Oppo's own Find 7 is a cheaper than the N3 at the moment and ups the ante with the same display size but of a much higher 1440 x 2560px resolution, resulting in 534ppi of sharpness. The Find 7 also has 3GB of RAM but poorer battery performance. The Find 7a is almost the same beast but with a more conventional 1080p display resolution. It's cheaper and does 4K video out of the box.
A popular Chinese-made option is the OnePlus One. It's harder to purchase but it has most of the N3's hardware advancements, except the swivel camera, in a more compact, more customizable body. The OnePlus One offers a cleaner, stock Android CyanogenMod 11S software platform and costs almost twice as less compared to the Oppo N3.
Finally, we come to the LG G3, which also costs less at the moment. The G3 has the benefit of being available globally and it is featured in most walk-in stores with local warranties. You can also probably get the G3 for close to nothing on a carrier contract and it will offer you the same 5.5" screen diagonal but with a higher QHD resolution. It's camera doesn't rotate but can still capture nicely those all-important shots.
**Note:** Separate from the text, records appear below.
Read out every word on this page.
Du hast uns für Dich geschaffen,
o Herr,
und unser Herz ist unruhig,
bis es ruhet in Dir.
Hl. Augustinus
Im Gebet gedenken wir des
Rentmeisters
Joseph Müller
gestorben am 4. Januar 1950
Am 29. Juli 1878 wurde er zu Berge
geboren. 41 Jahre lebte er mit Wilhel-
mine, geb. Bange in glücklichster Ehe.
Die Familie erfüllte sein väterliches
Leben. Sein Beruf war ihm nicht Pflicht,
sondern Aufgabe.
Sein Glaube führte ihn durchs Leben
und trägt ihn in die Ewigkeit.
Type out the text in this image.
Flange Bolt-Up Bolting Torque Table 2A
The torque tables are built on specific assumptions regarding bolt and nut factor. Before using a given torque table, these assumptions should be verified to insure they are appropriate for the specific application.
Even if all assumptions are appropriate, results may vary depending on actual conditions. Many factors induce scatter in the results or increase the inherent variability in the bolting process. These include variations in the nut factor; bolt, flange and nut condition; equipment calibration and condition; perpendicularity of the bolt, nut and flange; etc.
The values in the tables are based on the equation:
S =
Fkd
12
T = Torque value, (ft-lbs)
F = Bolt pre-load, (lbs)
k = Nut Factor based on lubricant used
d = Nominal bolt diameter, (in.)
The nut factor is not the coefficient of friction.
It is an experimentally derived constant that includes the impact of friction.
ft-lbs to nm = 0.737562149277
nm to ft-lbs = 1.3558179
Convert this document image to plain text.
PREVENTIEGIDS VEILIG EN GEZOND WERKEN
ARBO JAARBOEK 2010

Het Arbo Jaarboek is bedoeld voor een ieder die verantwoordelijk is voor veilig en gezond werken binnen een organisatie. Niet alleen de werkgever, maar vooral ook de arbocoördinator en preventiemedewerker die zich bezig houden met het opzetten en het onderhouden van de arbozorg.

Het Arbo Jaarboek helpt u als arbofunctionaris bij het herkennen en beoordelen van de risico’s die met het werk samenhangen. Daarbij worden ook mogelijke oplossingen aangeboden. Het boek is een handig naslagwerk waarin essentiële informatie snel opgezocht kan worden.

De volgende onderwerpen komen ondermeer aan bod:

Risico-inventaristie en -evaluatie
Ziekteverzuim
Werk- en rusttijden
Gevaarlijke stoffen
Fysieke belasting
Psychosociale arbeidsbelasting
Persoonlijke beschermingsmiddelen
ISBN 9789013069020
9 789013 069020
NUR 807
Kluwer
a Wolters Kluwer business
The Oppo N3 consistently performed very well throughout this review but it was not the best in any department. Still, it didn't let us down anywhere and we'll be happy to see it gain more market share than the N1, which hardly made it outside China.
There's little doubt a more competitive price will certainly help the N3 make the splash it deserves. As for Oppo, the company is trying to distance itself from the discounter image. They have been delivering quality and innovation consistently enough but users' expectations won't change overnight.